C'est alors que j'ai regardé mon bras et j'ai vu le slash béant. Mon pied gauche avait aussi glissé hors de mon sandle. Je pensais que c'était la sueur qui avait causé ceci, mais une mare de sang a été la collecte ici aussi.

A cette époque (environ 30 secondes plus tard) un nombre de voitures s'étaient arrêtées. Une femme française a ouvert la porte de la voiture et a crié pour moi d'y entrer, elle dit qu'elle avait tout vu.

Le sang a été suinte des blessures comme elle me l'a conduit à l'hôpital. "C'est le meilleur à Dakar. Ne vous inquiétez pas ". Je n'ai pas vraiment inscrire les mots si clairement. J'ai vite commencé à se sentir étourdie et a été déplacé sur un lit dans une salle d'opération.

Je ne sais pas le temps passé combien avant que je me suis réveillé. Le Directeur de l'International School, qui était arrivé peu après moi à l'hôpital, était toujours là. Il était bon de voir un visage anglophone.

L'hôpital m'a déchargé hier. Mes poignets et pieds ont été recousu et j'ai un cours des antibiotiques et des analgésiques pour soulager l'inconfort. Je ne peux pas mettre n'importe quel poids sur mon pied gauche et le savoir il faudra attendre quelques temps avant que je rentre sur le vélo.

Très heureusement, je suis d'être bien soigné par un couple américain de l'école. J'ai entré dans leur maison comme des étrangers la semaine dernière et ils se sentent maintenant comme les gens autour de moi fermés.

Maintenant que je suis sorti de l'hôpital et réfléchissant sur l'incident, je réalise des choses auraient pu être bien pire.
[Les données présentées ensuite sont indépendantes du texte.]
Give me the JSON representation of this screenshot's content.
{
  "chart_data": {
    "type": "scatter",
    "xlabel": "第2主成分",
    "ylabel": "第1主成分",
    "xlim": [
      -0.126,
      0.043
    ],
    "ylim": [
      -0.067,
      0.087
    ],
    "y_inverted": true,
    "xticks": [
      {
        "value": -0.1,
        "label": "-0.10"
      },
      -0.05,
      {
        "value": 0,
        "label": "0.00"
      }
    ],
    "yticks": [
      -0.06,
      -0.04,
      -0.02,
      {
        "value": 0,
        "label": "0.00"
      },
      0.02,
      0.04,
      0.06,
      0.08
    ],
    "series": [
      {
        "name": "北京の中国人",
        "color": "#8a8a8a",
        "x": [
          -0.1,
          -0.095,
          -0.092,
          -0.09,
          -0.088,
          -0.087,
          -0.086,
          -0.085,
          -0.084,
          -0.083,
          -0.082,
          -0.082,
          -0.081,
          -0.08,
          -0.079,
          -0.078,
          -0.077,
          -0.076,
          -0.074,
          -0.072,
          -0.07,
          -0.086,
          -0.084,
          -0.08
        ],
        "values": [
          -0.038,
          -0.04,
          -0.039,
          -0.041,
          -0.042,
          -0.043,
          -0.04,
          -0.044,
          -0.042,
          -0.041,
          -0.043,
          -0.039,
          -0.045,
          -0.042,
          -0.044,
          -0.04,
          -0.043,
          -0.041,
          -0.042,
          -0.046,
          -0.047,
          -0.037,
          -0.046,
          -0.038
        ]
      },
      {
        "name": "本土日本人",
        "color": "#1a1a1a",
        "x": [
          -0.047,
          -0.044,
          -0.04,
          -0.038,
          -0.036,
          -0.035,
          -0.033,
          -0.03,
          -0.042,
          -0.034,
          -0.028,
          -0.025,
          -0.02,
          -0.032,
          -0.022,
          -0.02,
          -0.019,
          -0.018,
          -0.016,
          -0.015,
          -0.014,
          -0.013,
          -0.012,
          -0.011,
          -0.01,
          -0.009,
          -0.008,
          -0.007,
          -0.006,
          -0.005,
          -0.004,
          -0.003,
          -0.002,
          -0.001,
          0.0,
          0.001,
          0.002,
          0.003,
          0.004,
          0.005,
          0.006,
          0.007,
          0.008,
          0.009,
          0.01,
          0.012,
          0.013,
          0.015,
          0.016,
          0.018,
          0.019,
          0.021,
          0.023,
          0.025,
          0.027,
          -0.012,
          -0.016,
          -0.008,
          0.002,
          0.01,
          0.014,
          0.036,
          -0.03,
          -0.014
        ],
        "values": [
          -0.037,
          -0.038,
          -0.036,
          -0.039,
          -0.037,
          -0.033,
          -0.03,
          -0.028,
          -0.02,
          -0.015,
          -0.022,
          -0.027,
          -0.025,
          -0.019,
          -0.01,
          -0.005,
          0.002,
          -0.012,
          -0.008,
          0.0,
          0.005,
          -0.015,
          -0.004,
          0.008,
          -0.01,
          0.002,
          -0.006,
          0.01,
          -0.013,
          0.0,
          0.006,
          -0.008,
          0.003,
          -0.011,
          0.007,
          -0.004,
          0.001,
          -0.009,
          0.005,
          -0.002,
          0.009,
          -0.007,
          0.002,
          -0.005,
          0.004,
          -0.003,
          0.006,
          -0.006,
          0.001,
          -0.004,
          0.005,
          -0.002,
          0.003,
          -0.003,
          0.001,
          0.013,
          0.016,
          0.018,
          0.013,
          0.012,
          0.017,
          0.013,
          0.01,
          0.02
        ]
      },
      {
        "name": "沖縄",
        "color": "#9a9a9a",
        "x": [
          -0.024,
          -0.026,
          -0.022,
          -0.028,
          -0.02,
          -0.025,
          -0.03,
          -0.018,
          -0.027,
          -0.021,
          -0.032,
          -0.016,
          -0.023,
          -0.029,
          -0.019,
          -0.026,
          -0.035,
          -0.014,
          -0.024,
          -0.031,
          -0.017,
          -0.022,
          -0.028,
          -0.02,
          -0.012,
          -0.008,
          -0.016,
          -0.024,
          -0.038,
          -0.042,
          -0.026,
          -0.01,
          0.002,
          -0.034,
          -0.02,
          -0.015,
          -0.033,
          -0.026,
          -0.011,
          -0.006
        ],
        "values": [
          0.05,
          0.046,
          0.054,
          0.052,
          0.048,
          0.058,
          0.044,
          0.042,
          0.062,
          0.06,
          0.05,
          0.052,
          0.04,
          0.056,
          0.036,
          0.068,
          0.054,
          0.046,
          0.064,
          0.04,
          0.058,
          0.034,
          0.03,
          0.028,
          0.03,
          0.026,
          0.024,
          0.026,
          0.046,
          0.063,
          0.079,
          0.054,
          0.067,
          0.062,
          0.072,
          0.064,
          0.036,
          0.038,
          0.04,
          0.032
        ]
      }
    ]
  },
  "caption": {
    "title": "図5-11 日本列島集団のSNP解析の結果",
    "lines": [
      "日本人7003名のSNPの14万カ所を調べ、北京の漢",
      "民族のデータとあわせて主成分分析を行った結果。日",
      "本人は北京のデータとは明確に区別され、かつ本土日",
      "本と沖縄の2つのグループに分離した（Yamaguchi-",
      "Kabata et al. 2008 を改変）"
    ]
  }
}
Je sais que j'aurais dû lâcher mes sacs instantanément. C'est ce que mon hôte, qui a également été agressé à la machette le long de la corniche de l'année dernière a fait. A en juger par les regards de leurs visages, je ne pense pas que c'était leur intention de vraiment utiliser les machettes. Ils étaient peut-être aussi peur que moi.

Il y avait un moment, alors que j'étais en attente de l'anesthésie et à regarder le strip-lumière fluorescente au-dessus de moi dans le lit d'hôpital, que je me suis dit - "maintenant serait un temps raisonnable pour quitter". Qu'est-ce que je fais du vélo à travers l'Afrique où dans l'espace de deux semaines, j'ai eu mes deux caméras volées, tout mon argent et de prendre mon bras et pieds lacérés à coups de machette? Bien sûr il ya eu des incidents de vol lorsque j'ai pédalé en provenance du Japon, l'Angleterre, mais rien de tel.

La vérité est que j'ai mis beaucoup de pensée et de l'énergie dans le grand cycle Afrique. Je suis déterminé à terminer ce que j'ai prévu de faire au début, et continuent de collecte de fonds pour la Fondation contre le paludisme . Le Sénégal a traité moi quelques coups, mais pour cesser de fumer dans le visage d'entre eux est quelque chose que je sens que je vais regretter toute la ligne.

Demain, je vais voir le médecin et nous espérons obtenir une meilleure connaissance de combien de temps je suis à la recherche d'un rétablissement complet. Ma maman a réservé des vacances pour me voir en Gambie en quelques semaines. Il n'est pas loin d'ici, mais je ne pense pas que je serai mon vélo il ya en quelque sorte.

Merci à tous ceux qui continuent à suivre ce site. C'est vraiment motivant de lire vos commentaires et de soutien, tant ici, ici et ici . J'ai peut-être vers le bas pour le moment en termes de vélo, mais je ne suis définitivement pas sortir.